Evidentemente, viendo cómo marchan las cosas actualmente, no se
equivocaba.
Vale la
pena aquí recordar lo dicho por el nazi Joseph Goebbels, padre de la
manipulación mediática moderna: “¿A quién debe dirigirse la propaganda: a
los intelectuales o a la masa menos instruida? ¡Debe dirigirse siempre y
únicamente a la masa! (…) Toda propaganda debe ser popular y situar su
nivel en el límite de las facultades de asimilación del más corto de
alcances de entre aquellos a quienes se dirige [¿niño de seis años?].
(…) La facultad de asimilación de la masa es muy restringida, su
entendimiento limitado; por el contrario, su falta de memoria es muy
grande. Por lo tanto, toda propaganda eficaz debe limitarse a algunos
puntos fuertes poco numerosos, e imponerlos a fuerza de fórmulas
repetidas por tanto tiempo como sea necesario, para que el último de los
oyentes sea también capaz de captar la idea”. (5)
No hay
ninguna duda que la inmediatez y unidireccionalidad de los mensajes
audiovisuales, de los que la televisión es el principal exponente, junto
al cine, la foto, el internet o los videojuegos, generó una cultura de
la imagen que hoy pareciera muy difícil, si no imposible, revertir. En
la dinámica humana la conducta reiteradamente repetida termina creando
hábito (“algunos puntos fuertes poco numerosos se imponen a fuerza de
fórmulas repetidas” enseñaba el ministro de Propaganda del Tercer Reich.
Igual que la intuición de Eco, tenía razón). La cultura de la imagen
que hace años viene repitiéndose con fuerza creciente ya creó un hábito
en todas las capas sociales en estas últimas generaciones, y hoy por hoy
pareciera imposible desarmarla. Pero en esa cultura anida un límite
intrínseco, quizá imposible de ser franqueado: no importa el tipo de
programa televisivo que se presente, siempre el mirar la pantalla no
permite una actitud crítica como sí posibilita, por ejemplo, la lectura.

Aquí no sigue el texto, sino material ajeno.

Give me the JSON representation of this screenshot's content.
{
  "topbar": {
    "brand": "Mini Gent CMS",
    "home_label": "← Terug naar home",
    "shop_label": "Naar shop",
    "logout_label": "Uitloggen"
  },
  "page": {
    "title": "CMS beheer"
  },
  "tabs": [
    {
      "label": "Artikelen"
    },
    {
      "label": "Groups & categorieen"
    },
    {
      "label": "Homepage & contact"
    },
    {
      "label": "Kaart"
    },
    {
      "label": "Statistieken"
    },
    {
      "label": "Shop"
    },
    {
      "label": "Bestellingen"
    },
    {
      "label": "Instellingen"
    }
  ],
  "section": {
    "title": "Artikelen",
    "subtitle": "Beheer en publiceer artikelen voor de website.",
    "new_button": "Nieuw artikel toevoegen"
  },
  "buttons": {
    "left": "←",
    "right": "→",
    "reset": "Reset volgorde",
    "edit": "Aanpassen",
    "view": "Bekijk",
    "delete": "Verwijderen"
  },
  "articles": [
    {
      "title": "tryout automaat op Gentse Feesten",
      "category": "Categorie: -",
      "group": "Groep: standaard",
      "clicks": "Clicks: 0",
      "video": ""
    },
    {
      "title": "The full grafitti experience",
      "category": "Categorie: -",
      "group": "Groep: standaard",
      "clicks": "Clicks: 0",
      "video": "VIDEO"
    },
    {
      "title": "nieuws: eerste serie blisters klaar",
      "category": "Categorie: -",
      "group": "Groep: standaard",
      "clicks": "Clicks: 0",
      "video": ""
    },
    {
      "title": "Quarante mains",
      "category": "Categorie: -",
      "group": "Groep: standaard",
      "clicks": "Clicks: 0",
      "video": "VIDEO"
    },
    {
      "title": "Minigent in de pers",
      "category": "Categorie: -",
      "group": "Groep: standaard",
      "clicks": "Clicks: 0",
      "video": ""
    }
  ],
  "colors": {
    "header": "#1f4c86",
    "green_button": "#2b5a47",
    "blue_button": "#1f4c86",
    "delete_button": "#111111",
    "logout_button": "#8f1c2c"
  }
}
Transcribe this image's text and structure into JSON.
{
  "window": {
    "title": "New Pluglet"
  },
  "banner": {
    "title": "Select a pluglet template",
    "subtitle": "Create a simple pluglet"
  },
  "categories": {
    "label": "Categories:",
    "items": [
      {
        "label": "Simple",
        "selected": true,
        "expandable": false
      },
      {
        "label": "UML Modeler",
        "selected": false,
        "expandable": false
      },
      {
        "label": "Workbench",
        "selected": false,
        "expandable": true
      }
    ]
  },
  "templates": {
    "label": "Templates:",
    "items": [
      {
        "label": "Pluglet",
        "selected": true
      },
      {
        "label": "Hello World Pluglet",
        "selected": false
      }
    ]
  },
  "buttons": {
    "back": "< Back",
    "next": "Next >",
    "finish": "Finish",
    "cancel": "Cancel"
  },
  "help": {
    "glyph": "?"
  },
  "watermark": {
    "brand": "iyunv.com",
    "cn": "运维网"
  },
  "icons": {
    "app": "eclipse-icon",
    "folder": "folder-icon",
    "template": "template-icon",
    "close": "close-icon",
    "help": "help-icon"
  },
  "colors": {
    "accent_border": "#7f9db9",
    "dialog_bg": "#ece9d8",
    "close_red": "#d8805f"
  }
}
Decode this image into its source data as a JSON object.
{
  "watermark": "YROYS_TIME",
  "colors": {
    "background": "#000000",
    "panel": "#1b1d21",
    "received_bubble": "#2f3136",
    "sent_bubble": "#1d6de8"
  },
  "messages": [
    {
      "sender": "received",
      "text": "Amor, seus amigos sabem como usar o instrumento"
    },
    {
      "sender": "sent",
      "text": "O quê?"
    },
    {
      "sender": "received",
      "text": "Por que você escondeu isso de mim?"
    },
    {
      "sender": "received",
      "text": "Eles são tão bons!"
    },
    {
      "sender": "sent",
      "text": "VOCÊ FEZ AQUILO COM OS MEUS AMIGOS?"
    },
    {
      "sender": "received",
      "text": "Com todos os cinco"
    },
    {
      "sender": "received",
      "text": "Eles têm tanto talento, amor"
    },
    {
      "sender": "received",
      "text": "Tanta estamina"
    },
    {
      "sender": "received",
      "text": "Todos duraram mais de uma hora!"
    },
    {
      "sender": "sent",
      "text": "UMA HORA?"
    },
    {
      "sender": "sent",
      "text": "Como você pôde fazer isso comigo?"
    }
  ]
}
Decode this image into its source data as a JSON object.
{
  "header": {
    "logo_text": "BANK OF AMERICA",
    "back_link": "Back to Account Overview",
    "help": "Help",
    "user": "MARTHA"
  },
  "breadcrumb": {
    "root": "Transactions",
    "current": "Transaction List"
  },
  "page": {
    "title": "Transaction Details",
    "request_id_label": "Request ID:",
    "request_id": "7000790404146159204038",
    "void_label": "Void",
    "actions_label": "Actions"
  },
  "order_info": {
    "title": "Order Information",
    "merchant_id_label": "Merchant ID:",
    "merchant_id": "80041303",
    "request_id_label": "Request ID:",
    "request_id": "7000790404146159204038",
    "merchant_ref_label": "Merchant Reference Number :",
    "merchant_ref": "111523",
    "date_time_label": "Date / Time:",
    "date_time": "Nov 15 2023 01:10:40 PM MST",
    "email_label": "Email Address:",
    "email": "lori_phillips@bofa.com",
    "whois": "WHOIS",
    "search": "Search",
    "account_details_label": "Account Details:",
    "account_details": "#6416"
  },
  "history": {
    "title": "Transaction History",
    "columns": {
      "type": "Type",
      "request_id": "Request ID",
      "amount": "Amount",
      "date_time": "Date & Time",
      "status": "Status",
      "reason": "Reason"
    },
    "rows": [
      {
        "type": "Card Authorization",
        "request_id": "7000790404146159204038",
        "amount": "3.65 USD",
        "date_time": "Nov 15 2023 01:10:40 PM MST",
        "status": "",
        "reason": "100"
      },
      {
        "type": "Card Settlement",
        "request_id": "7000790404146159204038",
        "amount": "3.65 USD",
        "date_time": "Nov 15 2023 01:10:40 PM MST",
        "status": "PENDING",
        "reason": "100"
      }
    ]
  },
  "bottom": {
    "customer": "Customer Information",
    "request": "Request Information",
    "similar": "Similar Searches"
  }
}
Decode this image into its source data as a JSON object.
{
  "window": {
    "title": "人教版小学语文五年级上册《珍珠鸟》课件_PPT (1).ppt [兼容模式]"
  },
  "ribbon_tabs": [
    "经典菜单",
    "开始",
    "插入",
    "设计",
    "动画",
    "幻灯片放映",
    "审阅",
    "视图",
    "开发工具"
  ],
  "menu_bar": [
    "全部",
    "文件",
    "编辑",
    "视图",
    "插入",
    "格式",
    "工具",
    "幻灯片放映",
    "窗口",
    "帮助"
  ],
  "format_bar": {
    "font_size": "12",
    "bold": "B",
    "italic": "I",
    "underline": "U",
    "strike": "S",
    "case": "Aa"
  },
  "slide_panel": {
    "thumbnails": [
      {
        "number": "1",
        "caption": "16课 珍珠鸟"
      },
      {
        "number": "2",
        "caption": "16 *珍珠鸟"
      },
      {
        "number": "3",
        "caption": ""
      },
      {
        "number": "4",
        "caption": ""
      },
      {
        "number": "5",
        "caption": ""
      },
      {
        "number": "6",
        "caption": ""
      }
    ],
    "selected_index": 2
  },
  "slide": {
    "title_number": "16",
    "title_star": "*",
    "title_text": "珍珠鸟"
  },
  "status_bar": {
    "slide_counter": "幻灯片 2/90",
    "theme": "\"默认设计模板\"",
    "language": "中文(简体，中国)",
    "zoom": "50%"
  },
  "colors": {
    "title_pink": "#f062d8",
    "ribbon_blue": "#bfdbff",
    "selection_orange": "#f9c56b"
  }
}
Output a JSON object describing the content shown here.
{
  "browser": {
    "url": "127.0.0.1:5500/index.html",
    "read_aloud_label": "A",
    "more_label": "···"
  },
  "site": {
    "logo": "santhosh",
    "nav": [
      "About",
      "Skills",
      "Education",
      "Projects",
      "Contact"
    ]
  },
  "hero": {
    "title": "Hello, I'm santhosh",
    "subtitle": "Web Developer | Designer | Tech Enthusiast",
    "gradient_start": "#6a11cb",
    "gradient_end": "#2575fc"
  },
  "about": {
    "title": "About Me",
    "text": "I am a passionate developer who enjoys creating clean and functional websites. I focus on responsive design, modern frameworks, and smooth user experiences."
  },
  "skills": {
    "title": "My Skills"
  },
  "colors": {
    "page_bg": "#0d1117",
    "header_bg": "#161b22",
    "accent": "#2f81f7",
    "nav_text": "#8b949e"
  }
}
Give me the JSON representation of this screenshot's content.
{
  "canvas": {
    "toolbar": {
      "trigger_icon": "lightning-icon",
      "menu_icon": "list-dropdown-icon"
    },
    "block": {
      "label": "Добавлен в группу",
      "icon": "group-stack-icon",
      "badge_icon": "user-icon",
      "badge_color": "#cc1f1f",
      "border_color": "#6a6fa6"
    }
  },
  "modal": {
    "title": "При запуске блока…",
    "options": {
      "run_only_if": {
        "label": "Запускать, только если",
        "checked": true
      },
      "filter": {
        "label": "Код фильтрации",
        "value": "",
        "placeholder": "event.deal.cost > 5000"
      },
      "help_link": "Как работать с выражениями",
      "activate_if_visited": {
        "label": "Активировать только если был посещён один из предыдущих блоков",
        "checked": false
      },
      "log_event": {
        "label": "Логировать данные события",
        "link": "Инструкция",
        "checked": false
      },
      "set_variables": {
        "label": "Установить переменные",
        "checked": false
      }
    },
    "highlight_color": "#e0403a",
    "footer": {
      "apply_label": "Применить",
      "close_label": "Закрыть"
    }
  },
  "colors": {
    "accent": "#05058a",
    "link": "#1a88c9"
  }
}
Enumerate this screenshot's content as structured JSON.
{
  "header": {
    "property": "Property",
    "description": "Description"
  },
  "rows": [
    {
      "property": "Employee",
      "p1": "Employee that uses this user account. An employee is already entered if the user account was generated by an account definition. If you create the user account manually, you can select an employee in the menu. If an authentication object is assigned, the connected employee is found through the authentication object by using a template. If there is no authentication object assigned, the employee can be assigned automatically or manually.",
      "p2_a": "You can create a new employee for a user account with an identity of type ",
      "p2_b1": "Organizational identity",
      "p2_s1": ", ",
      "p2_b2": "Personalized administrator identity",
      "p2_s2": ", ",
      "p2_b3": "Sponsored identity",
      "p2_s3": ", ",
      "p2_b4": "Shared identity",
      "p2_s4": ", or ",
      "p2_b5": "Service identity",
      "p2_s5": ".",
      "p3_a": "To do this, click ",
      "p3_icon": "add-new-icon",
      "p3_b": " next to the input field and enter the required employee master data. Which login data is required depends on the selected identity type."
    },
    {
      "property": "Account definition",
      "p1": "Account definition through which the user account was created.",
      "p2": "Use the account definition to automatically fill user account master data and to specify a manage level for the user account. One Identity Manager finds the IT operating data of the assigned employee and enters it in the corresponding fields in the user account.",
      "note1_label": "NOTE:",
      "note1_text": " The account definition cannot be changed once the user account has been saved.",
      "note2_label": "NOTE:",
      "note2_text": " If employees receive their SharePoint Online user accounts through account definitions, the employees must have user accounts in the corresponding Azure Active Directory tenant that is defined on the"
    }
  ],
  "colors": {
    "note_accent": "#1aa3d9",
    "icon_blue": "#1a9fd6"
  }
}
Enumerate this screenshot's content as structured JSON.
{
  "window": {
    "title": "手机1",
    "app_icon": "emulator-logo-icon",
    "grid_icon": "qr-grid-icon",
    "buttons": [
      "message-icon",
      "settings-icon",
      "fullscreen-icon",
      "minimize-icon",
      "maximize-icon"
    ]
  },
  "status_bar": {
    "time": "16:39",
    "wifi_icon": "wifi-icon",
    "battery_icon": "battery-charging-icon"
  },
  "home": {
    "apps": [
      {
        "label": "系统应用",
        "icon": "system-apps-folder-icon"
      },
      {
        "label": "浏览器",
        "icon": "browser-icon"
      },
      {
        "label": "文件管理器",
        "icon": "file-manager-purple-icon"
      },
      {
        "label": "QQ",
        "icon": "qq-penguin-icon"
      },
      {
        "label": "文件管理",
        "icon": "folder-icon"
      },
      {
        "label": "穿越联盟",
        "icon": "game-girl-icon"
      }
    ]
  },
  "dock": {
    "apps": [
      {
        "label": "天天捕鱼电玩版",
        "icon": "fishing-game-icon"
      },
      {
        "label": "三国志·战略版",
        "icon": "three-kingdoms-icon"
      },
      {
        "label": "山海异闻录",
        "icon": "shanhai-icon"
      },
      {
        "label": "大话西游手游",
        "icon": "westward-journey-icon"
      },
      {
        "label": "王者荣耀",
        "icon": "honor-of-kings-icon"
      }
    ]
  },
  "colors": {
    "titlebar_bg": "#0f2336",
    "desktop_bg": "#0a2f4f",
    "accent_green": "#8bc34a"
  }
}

De todos modos, esa cultura de la imagen no parece que vaya a
desaparecer. Por el contrario, llegó para quedarse, y ya ha formado un
nuevo sujeto, que será con el que habrá que contar de aquí en más.
La actual
cultura mediática (audiovisual en lo fundamental) es la que cada vez más
viene condicionando el pensamiento político. Por eso el comunicador
social tiene una cuota de poder tan importante en sus manos: sépalo o
no, es un vehículo de capital influencia por el que se va creando la
ciudadanía, la opinión pública, la ideología. “Pensamos” política e
ideológicamente en términos pasivos lo que el “espectáculo mediático”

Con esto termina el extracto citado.